I'm trying to calculate the computational complexity of an algorithm which generates the power set of a set of items.
The algorithm works using the recursive formula of the binomial coefficient
$$\binom nk = \binom{n-1}{k-1} + \binom{n-1}k$$
Any result of $$ \binom{n-1}k $$ is appended (so this is O(1)) but the results of $$ \binom{n-1}{k-1} $$ need to prepend an element of the set to each result (and this takes time proportional to the result).
As an example: the power set for the set 1,2,3 is as follows:
for k from 0 to 3 (the set's size)
calculateSubsets(set, k);
calculateSubsets(set, k)
{
el = take the first item from the set (set is now one element less)
append_result(calculateSubsets(set, k));
other_result = calculateSubsets(set, k-1);
for each item in other_result
item = el + item // Prepend el to the item
append_result(other_result)
}
since appending it's done in constant time, I suppose the bulk of the work (proportional to the input) is the prepending of the set's item.
Can somebody help me out with calculating the bound for this recursion?
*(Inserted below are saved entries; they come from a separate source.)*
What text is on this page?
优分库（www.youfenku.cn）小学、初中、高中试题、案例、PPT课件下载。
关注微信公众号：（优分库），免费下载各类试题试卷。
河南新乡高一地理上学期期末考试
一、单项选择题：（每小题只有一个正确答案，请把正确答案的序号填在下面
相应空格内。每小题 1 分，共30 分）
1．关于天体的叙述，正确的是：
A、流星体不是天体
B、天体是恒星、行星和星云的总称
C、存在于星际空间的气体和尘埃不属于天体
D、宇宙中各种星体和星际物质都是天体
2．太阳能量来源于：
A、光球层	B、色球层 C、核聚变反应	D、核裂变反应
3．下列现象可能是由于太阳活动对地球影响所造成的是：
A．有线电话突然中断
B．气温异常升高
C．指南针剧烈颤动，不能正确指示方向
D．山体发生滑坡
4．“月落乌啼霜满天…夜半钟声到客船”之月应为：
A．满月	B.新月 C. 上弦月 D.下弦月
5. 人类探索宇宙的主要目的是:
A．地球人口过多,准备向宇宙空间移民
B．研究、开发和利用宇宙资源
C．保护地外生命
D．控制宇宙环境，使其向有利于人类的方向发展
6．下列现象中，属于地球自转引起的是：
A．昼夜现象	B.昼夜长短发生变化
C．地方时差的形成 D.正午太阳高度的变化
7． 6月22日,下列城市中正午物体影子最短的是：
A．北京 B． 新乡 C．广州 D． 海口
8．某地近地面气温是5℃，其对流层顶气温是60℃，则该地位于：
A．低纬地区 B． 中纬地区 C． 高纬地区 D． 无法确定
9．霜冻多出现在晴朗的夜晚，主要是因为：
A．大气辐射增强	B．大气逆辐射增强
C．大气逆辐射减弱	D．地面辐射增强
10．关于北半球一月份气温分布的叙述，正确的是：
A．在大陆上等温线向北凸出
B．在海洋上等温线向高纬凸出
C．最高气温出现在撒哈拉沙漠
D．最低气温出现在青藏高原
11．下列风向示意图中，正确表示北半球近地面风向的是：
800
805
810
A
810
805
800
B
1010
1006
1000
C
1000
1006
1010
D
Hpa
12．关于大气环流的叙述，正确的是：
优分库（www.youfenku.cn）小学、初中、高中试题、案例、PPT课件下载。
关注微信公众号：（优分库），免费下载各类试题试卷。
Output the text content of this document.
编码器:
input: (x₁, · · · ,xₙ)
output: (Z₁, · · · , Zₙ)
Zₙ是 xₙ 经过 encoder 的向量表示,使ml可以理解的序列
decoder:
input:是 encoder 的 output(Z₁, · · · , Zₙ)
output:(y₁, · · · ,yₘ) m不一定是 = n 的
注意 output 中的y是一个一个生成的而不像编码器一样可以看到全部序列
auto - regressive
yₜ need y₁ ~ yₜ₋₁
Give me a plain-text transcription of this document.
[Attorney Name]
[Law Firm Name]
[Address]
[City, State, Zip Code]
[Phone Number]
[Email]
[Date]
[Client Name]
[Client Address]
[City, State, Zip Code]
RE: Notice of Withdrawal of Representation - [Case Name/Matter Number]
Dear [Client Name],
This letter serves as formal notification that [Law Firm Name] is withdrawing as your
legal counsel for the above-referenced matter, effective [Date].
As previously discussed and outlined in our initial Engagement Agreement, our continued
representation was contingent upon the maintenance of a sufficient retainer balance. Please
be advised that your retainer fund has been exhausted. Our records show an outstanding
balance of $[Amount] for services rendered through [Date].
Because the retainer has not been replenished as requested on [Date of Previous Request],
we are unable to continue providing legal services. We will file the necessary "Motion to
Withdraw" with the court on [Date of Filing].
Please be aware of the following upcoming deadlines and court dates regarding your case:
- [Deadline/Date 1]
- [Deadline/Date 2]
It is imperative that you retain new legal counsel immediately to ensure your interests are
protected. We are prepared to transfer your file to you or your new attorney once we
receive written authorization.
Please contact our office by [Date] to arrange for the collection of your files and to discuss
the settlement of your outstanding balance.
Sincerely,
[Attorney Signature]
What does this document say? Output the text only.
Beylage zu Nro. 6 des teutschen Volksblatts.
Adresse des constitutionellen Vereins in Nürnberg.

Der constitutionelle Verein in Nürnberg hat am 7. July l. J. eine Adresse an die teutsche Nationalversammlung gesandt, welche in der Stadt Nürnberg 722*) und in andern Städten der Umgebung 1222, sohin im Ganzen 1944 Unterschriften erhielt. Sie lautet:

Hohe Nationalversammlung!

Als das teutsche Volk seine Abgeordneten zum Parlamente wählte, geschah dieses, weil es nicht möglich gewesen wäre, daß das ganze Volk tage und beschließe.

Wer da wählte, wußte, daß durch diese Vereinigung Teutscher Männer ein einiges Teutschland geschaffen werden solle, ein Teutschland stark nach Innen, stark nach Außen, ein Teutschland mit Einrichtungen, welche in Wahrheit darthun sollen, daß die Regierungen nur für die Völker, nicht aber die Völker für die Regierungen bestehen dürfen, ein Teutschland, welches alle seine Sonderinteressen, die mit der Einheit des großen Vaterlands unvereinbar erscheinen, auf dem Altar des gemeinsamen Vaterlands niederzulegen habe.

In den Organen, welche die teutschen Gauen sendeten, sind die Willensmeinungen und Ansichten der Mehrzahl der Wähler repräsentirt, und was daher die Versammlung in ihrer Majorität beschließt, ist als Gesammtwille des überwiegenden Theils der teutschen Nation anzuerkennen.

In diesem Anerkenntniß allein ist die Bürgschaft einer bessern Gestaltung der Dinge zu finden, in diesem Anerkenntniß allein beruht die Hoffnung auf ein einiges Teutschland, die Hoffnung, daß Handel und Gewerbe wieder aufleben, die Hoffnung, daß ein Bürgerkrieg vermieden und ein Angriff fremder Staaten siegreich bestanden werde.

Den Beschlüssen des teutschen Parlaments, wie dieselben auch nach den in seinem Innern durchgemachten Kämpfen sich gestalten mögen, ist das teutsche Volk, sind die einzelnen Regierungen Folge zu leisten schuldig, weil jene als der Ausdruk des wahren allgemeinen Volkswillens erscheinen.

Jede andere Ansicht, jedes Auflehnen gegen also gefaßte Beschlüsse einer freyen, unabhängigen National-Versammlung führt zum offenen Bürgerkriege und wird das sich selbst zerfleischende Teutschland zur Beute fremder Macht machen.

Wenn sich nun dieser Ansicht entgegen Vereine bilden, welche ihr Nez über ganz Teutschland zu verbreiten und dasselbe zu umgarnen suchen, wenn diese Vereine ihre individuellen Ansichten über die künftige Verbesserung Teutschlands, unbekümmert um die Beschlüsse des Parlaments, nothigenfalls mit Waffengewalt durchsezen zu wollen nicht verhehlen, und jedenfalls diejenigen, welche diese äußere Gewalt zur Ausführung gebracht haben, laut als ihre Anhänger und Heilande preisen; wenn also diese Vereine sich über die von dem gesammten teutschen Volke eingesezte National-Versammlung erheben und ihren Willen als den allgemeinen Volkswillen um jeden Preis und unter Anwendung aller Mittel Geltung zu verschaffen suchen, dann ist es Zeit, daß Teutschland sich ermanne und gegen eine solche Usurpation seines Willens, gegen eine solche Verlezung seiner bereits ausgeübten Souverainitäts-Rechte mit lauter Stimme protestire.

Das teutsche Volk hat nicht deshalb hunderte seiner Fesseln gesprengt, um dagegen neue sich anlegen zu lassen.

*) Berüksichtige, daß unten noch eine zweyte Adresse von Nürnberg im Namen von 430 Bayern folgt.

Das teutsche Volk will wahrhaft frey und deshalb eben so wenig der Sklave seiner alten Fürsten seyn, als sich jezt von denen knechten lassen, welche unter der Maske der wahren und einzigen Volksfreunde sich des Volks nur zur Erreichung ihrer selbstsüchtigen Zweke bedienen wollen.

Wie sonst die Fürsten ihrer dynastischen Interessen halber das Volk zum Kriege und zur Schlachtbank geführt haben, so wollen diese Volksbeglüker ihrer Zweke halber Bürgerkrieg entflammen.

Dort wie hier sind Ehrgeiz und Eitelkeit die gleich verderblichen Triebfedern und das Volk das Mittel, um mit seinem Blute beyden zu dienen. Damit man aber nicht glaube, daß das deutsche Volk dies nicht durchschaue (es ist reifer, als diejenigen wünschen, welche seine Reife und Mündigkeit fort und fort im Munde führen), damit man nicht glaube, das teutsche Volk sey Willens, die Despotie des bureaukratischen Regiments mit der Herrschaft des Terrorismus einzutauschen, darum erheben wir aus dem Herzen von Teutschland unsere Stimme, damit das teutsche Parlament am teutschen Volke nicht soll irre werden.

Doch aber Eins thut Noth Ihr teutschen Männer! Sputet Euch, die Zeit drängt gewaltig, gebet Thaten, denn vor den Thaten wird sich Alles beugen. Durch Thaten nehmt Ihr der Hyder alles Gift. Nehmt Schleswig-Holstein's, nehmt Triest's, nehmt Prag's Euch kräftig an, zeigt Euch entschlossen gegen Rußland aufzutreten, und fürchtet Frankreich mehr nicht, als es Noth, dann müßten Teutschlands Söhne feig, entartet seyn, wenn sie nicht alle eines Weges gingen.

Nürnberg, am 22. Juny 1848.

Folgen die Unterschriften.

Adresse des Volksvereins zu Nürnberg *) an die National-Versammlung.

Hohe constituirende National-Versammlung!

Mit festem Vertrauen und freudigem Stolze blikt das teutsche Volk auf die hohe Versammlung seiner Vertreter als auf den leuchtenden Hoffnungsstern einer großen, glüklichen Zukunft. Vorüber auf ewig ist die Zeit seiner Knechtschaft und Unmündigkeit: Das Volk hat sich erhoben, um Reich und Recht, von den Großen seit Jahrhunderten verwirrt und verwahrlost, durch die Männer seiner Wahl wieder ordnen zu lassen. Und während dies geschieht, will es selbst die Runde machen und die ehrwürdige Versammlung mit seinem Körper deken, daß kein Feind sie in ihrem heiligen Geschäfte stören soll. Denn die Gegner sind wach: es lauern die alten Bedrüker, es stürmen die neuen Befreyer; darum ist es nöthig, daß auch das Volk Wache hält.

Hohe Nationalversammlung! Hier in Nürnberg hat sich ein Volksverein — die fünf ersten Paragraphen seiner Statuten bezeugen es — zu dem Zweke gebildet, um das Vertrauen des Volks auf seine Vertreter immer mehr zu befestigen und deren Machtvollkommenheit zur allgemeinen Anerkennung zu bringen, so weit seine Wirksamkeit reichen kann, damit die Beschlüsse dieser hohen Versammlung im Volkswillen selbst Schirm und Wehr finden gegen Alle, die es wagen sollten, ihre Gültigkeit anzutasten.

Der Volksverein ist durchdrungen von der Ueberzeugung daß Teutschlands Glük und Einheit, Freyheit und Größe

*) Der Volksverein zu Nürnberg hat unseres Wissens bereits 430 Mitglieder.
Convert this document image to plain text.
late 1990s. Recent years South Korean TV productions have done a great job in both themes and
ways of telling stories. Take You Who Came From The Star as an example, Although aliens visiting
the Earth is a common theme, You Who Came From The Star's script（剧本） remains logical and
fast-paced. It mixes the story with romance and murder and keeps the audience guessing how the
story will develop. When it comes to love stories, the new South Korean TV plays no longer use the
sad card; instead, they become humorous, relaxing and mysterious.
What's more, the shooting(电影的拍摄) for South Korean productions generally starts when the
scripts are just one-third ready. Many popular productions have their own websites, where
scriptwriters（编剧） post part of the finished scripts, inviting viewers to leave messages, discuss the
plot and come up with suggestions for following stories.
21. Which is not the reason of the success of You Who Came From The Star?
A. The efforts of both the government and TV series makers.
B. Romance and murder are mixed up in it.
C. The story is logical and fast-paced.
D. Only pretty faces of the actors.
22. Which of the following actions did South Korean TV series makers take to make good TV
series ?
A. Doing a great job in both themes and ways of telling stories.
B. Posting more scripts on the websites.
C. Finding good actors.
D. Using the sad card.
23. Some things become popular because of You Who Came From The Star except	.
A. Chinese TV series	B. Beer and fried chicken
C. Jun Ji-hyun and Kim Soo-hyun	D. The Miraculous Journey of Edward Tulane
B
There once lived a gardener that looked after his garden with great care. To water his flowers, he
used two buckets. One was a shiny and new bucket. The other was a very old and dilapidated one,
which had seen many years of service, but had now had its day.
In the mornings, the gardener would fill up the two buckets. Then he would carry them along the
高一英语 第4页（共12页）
Let's say we have an array of size $2^n$. At each position in the array we store a representation of a subset by:
Each index in the array, written in binary, represents the subset in question. Then we can generate all subsets with complexity $2^n$ by stepping through the array, and at each point pointing to one element in the original set and one lower element in the array (representing the remaining set). Since this is $2$ operations per iteration, which is constant, we achieve the complexity $2^n$.